Shawn Hymel’s article is a useful piece of tactical advice for someone determined to enter the field regardless of these conditions. It is not an honest assessment of those conditions. Both things can be true.
I don't have a full picture of where all this is heading. I'm reporting what I've seen and what the patterns look like from where I stand.
If you’re reading this as a student or someone early in your career, I don’t want to leave you with just pessimism. The skills Shawn describes do matter. Build systems, not just code. Learn to read a schematic and a datasheet. Put yourself through the experience of debugging something that fails in a way you don’t understand and don’t give up until you’ve found the root cause. Learn to evaluate AI-generated code with skepticism and verify it against reality. These things will make you a better engineer, and being a better engineer does increase your odds.
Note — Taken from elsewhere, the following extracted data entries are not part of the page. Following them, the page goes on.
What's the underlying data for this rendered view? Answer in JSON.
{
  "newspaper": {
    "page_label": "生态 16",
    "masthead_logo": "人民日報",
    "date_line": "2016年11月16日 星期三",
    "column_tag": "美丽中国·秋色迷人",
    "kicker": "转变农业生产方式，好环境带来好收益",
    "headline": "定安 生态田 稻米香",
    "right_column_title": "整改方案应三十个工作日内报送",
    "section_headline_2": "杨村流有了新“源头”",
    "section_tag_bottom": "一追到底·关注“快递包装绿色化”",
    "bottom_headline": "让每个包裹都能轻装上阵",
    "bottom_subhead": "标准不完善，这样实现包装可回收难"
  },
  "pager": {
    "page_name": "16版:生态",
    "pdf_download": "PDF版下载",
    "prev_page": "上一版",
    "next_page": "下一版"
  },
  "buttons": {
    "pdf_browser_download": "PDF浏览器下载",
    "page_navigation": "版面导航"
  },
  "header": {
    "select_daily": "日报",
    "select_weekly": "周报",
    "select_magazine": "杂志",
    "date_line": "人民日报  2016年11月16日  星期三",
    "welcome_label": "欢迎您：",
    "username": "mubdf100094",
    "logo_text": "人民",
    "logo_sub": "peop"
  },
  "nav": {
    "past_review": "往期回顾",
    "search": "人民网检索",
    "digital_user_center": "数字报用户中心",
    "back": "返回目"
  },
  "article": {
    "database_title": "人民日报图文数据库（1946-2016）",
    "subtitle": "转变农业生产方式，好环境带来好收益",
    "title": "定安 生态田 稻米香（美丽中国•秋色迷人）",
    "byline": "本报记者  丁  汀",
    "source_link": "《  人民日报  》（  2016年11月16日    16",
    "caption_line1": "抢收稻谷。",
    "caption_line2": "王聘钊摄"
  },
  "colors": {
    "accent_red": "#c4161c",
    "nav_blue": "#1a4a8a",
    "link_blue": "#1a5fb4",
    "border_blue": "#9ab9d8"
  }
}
But also understand that your individual preparation exists within a larger system that is not currently functioning in your favor. That’s not your fault. It’s not a reflection of your potential. And acknowledging it honestly is the first step toward making better decisions about where and how to invest your efforts. If the most impactful embedded work increasingly happens outside traditional institutions (in smaller teams, in faster-moving environments, in places without the gates I’ve described), then maybe the question isn’t just “how do I get hired” but “where is the work actually happening, and how do I get close to it.”